Diesel APUs can provide cooling, heating, and electrical power to the sleeper cab while the truck’s engine is off. Some diesel APUs on the market today provide heating, bunk cooling and AC power for hotel loads, while others provide bunk cooling and AC power only and then also use a fuel-operated air heater for cab heat. All diesel APUs also charge truck batteries and can provide electrical power for a block heater if the engine is so equipped.
They generally burn between 0.1 and 0.5 gallons of fuel per hour depending on their design, the ambient temperature, the sleeper’s insulation, and the resulting HVAC load, along with the AC power being generated.
Provide cab cooling, heating, AC power for hotel loads, and battery charging.
Long Operating Time
Can operate as long as the truck has fuel. This provides nearly an unlimited amount of time for cooling, heating, and AC power without the need to restart the truck engine. Battery HVAC systems are limited in the hours of cooling they can provide before truck engine restart and battery recharging is required. Also, their hotel load AC power capabilities usually are less than that of their diesel-powered counterparts.
Suited for Temperature Extremes
High Btu capacity allows operation in extreme temperatures. Colder weather reduces battery capacity thus negatively affecting hotel load AC power capabilities of battery HVAC systems, while diesel APUs can avoid those issues.
Expensive to purchase, install and maintain compared to other idle-reduction technologies. Compared to battery HVACs, for example, diesel APUs require periodic oil and filter changes and have more parts and components to be maintained. A typical service interval for a diesel APU is every 6 to 12 months. With a battery HVAC system, batteries need to be changed approximately every 2 years unless and engine start/stop system is employed to keep the batteries from being discharged too often. It is likely that while diesel APUs need maintenance on a more frequent basis, the cost of that maintenance will be equal to or less than the cost of replacing batteries on battery HVAC systems.
Due to their mounting location, diesel APUs are exposed to road debris, salt and spray, and need adequate frame space to be installed.

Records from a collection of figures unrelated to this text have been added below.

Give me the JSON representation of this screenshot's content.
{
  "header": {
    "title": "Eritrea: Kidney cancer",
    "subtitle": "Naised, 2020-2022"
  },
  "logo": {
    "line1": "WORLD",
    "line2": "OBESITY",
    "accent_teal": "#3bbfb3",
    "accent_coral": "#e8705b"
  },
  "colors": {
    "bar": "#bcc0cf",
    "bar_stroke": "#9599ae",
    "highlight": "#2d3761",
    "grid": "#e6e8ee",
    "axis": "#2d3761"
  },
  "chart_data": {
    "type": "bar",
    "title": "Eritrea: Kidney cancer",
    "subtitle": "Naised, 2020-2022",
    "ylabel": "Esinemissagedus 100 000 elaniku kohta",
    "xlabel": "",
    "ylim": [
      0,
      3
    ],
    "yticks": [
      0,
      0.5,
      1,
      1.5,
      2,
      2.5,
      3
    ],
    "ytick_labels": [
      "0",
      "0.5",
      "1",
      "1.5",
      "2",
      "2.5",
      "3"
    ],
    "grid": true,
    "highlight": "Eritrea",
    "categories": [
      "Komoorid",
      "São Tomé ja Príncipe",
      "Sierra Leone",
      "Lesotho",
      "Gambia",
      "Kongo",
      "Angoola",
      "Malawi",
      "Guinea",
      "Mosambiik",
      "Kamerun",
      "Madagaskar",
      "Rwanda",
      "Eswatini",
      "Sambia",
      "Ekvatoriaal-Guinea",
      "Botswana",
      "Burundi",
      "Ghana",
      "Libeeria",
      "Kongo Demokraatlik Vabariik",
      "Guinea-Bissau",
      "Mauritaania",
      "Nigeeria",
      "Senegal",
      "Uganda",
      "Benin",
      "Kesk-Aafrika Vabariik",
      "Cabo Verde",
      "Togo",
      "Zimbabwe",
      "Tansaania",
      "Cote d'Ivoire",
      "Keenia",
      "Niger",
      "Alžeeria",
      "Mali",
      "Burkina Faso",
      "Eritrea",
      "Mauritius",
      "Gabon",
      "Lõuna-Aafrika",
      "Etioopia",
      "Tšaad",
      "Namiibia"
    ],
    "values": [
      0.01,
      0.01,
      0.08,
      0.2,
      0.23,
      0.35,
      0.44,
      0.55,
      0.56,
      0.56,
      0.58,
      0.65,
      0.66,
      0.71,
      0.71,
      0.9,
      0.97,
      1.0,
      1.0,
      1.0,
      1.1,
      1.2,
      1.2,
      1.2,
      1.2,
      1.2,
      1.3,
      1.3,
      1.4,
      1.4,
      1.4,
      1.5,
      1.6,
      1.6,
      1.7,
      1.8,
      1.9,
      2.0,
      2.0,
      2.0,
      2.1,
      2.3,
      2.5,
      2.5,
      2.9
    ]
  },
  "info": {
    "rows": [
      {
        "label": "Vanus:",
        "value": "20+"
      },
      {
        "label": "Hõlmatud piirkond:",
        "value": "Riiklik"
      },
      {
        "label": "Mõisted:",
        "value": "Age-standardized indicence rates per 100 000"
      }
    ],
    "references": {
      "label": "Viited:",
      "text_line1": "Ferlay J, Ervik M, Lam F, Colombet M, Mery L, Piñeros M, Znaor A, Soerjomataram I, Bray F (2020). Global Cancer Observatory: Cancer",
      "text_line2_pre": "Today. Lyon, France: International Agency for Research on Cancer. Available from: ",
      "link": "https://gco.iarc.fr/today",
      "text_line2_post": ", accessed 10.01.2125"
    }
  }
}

Additional work is required at installation for an open-loop system.
Need diesel fuel to operate and generate emissions and noise, while reducing fuel savings less than other idle-reduction technologies.
Don’t Meet Zoning Restrictions
Urban municipalities have zoning restrictions prohibiting the use of diesel APU. In California, for example, a fleet may need to add an expensive DPF to make a diesel APU compliant with that state’s specific emissions regulations. With the upcoming Greenhouse Gas Phase 2 regulations, the emissions regulations on diesel APUs are likely going to get tighter.
Add Weight to Vehicles
Diesel APUs weigh between 450 and 550 lbs. when installed. In addition, you have to add another 20 pounds for fluids. However the Energy Policy Act of 2005 allowed for a national 400-pound exemption for the additional weight of idle-reduction technologies on heavy-duty vehicles. In 2012 the Moving Ahead for Progress in the 21st Century Act increased the weight allowance to 550 lbs. However, each state can adopt the exemption at its own discretion and not all states have done so. The Office of Energy Efficiency & Renewable Energy has a map showing states that recognize the APU weight exemption.